A brand investment strategy - Update
The BrandZ Global Top 100 report was released at the end of June, and it showed that Apple maintained the honours of being the most valuable brand in the world for a second year running. Generally, brand values fell, however, as Covid-19 fuelled spikes in brand value normalised to more realistic levels. The Top 100 brand values fell 20%.
Apple's brand value fell 7.0% but remained at more than twice its pre-Covid-19 level. Google's brand value fell 29.5% (+78.5% from pre-Covid-19 levels), and it remains the second most valuable brand in the world. Microsoft (-17.9%) leapfrogged Amazon (-33.6%). The top five was rounded off by McDonalds (-2.8%).

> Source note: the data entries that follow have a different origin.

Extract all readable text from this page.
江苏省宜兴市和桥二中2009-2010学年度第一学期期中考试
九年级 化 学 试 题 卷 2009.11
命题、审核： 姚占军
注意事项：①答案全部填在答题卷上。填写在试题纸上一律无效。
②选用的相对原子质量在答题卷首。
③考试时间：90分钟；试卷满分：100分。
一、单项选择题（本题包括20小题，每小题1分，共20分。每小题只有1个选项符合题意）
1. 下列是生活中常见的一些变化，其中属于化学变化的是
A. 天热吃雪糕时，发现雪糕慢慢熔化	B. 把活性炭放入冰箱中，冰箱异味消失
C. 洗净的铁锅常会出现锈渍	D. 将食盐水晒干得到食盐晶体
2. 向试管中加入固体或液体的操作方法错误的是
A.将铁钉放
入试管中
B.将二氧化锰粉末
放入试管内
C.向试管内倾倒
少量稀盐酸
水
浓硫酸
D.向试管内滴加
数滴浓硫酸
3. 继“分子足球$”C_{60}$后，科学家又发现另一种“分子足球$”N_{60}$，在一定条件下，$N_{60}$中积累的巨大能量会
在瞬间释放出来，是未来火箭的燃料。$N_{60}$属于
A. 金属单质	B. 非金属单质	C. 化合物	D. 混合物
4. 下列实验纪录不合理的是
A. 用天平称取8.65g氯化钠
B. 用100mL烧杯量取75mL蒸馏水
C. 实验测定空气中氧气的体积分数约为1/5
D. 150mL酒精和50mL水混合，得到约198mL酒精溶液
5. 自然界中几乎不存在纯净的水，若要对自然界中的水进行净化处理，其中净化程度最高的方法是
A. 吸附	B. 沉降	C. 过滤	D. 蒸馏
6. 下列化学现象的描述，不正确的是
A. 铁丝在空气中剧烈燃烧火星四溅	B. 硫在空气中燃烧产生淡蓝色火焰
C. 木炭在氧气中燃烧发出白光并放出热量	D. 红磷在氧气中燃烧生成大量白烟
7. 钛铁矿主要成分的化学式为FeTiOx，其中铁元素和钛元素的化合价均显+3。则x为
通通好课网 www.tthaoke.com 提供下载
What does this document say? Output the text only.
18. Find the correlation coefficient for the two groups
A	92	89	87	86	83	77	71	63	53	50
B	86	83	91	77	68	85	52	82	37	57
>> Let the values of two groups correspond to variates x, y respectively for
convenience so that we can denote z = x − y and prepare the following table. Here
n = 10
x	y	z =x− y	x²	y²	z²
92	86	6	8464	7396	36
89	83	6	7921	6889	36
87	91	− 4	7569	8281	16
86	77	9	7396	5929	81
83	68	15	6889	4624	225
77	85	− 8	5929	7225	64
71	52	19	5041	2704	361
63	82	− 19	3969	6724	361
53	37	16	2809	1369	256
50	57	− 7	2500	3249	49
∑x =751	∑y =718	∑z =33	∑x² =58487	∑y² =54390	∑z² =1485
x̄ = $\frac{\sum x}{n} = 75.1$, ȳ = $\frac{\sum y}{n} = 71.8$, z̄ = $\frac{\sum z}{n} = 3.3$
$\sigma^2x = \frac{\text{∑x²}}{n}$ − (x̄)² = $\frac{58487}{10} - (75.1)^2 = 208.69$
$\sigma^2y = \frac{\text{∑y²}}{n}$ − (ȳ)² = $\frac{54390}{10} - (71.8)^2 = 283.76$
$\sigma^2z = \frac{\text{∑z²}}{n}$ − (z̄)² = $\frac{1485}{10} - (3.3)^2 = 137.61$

The fastest growing brand this year was telecommunication provider airtel (+24%). airtel is the trading brand of India-founded Bharti Airtel, which operates in eight countries in South Asia and Africa. It was also one of the 11 new entrants and re-entrants to the Top 100. Others included fast-fashion on-line retailer Shein, Sony, and Shell. Interestingly, beverage brands also showed strong growth with Pepsi (+17%), and Coca-Cola's Fanta (+15%), Sprite (+12%) and namesake brand (+8%) being among the Top 10 fastest growing brands globally. In terms of general themes, food and beverages (-3%) luxury goods (-4%) and fast-food brands (-4%) held their brand value best - indicative of their defensive appeal. Conversely, media and entertainment (-32%), retail (-27%) and technology (-24%) saw the largest declines in brand value.
We have been running a concentrated 20-stock mock portfolio for the last 10 years based on this survey. Brand remains a key consideration in valuing the investment and financial potential of companies. According to David Muir of WPP, in 1977 intangible asset values (brand, trademarks, patents, etc.) were roughly comparable to the tangible values of companies. Twenty years later, intangible values stood at more than three times that of tangible values and 36 years on, the value difference is even more pronounced. The reason for this is that if a company delivers on its brand promise, it can experience a "herding effect" in sales growth. People are more likely to purchase or use a product if others are doing so to. Theoretically, this sales growth should then filter down to earnings and translate into higher shareholder returns.
Portfolio modelling methodology
We model (by way of an exercise) a portfolio consisting of the top 20 brands weighted according to brand value as measured by BrandZ. The portfolio is reweighted and realigned annually according to brand value approximately a month after the rankings are released.
Portfolio performance
The Brand Portfolio added 21.7% between 31 July last year and 31 July 2023, comfortably outperforming the S&P 500 and MSCI World Index this year. This was mainly due to the strong performance of the US tech sector (particularly Apple, Alphabet, Microsoft, and Meta) and semiconductor specialist, Nvidia. The portfolio has also strongly outperformed the MSCI World Index and S&P 500 index across a three, five and ten-year investment horizon. Over the past year, the MSCI World added 14.1% and the S&P 500 is 13.0% higher. Over ten years, the Brands Portfolio delivered an annualised return of 17.1% (MSCI World: +11.2% and S&P 500: +15.2%).
Changes to the portfolio for the coming year
For the 2023 portfolio, we have Nvidia, Nike, Adobe and UPS exiting the top 20 and Oracle, AT&T, Hermes, and Home Depot entering the portfolio. Per our methodology, Apple will carry the largest weight in the portfolio this year followed by Alphabet and Amazon.
Conclusion
The Brands Portfolio appears to offer relatively steady returns over time - for the most part due to the combination of new, exciting brands and mature, iconic brands. The former provides impetus for stock price appreciation, while the latter is expected to offer stability and downside protection to a certain extent. The portfolio is therefore expected to underperform during periods of rapid stock market appreciation and outperform during periods of contraction or uncertainty.
As we have always highlighted in the past, this strategy does not come without its fair share of risks. Concentration risk is a key concern - the portfolio is heavily exposed to North America and Industrial counters, particularly those with a technology or telecoms focus. Perhaps most important to note is that brands can fall out of favour quickly - consider the demise of BlackBerry after the launch of the iPhone as one example, or more recently how the rise of Netflix has disrupted cable companies like HBO and ABC.
Longer term, the overall return is higher, or in line with our benchmarks, and the strategy has proved superior on a risk adjusted basis.